Selon les apparences, la cour de Madrid ne diminuera jamais le nombre des troupes qu’elle entretient dans la Nouvelle-Eſpagne : mais la partie du revenu public qu’abſorboient les fortifications, ne doit pas tarder à groſſir ſes tréſors, à moins qu’elle ne l’emploie, dans la colonie même, à former des établiſſemens utiles. Déjà ſur les bords de la rivière d’Alvarado, où les bois de conſtruction abondent, s’ouvrent de grands chantiers. Cette nouveauté eſt d’un heureux préſage. D’autres la ſuivront ſans doute. Peut-être, après trois ſiècles d’oppreſſion ou de léthargie, le Mexique va-t-il remplir les hautes deſtinées auxquelles la nature l’appelle vainement depuis ſi long-tems.
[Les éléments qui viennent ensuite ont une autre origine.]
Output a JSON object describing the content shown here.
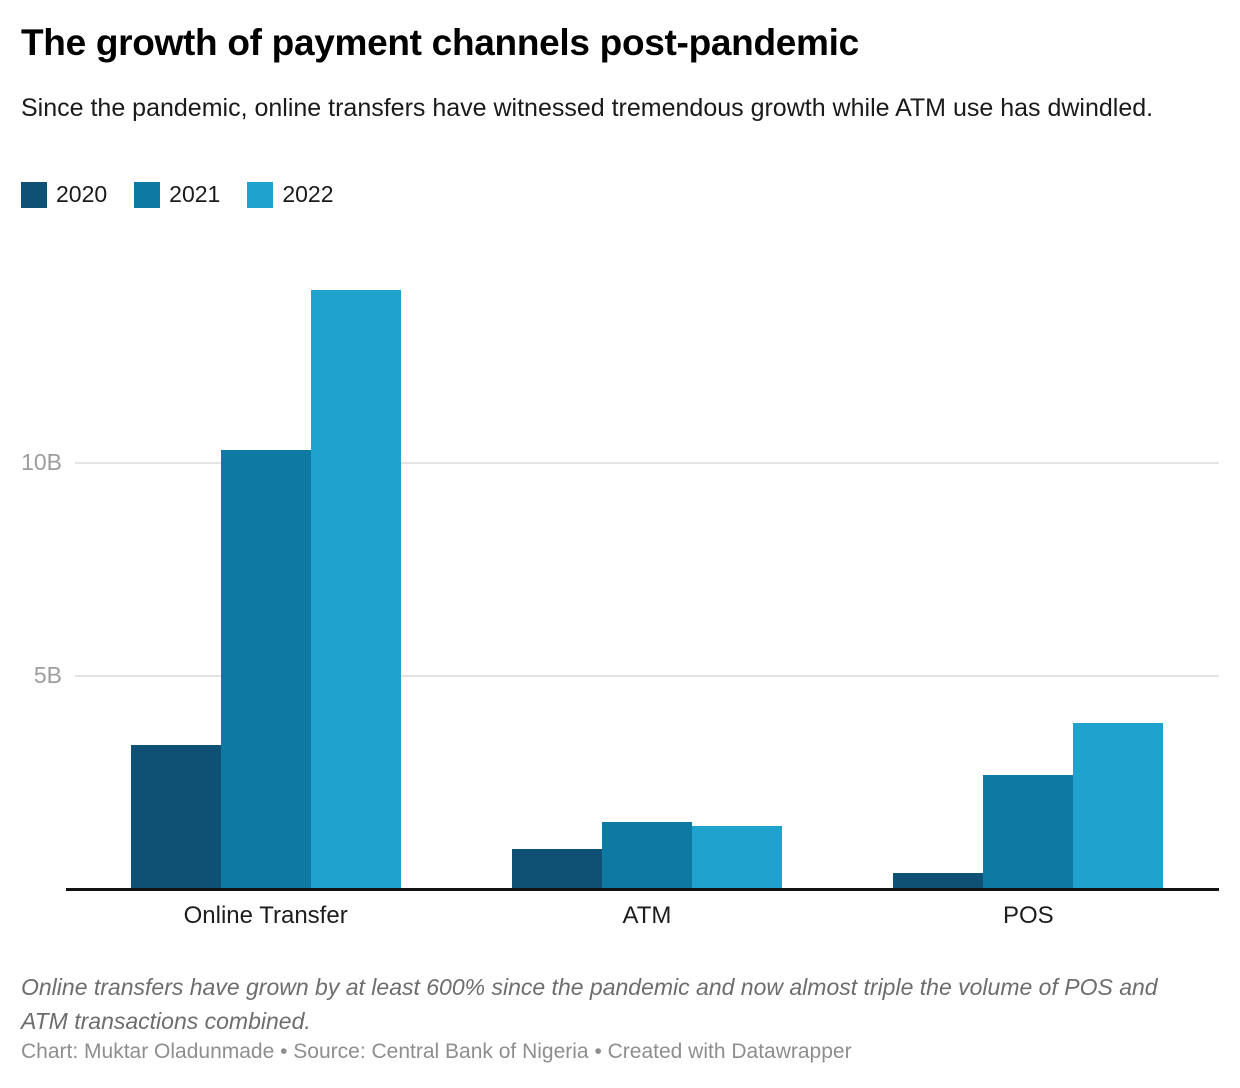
{
  "header": {
    "title": "The growth of payment channels post-pandemic",
    "subtitle": "Since the pandemic, online transfers have witnessed tremendous growth while ATM use has dwindled."
  },
  "chart_data": {
    "type": "bar",
    "title": "The growth of payment channels post-pandemic",
    "subtitle": "Since the pandemic, online transfers have witnessed tremendous growth while ATM use has dwindled.",
    "categories": [
      "Online Transfer",
      "ATM",
      "POS"
    ],
    "series": [
      {
        "name": "2020",
        "color": "#0e5175",
        "values": [
          3.4,
          0.95,
          0.4
        ]
      },
      {
        "name": "2021",
        "color": "#0e7aa4",
        "values": [
          10.3,
          1.6,
          2.7
        ]
      },
      {
        "name": "2022",
        "color": "#20a2ce",
        "values": [
          14.05,
          1.5,
          3.9
        ]
      }
    ],
    "unit": "transactions (billions)",
    "value_suffix": "B",
    "xlabel": "",
    "ylabel": "",
    "ylim": [
      0,
      14.7
    ],
    "y_ticks": [
      {
        "value": 5,
        "label": "5B"
      },
      {
        "value": 10,
        "label": "10B"
      }
    ],
    "grid": "horizontal-only",
    "legend_position": "top-left"
  },
  "footer": {
    "note": "Online transfers have grown by at least 600% since the pandemic and now almost triple the volume of POS and ATM transactions combined.",
    "byline": "Chart: Muktar Oladunmade • Source: Central Bank of Nigeria • Created with Datawrapper"
  },
  "colors": {
    "background": "#ffffff",
    "gridline": "#e3e3e3",
    "axis_line": "#121212",
    "tick_label": "#9d9d9d",
    "category_label": "#1d1d1d",
    "title_text": "#000000",
    "subtitle_text": "#1a1a1a",
    "note_text": "#6d6d6d",
    "byline_text": "#8e8e8e"
  }
}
Dans cette douce eſpérance, nous quitterons l’Amérique Septentrionale pour paſſer dans la Méridionale, où nous verrons, par un ordre de la providence qui ne changera jamais, les mêmes effets produits par les mêmes cauſes ; les mêmes haines ſuſcitées par la même férocité ; les mêmes précautions ſuggérées par les mêmes alarmes ; les mêmes obſtacles opposés par les mêmes jalouſies ; le brigandage engendré par le brigandage ; le malheur vengé par le malheur ; une persévérance ſtupide dans le mal, & la leçon de l’expérience inutile.

Fin du ſixième Livre.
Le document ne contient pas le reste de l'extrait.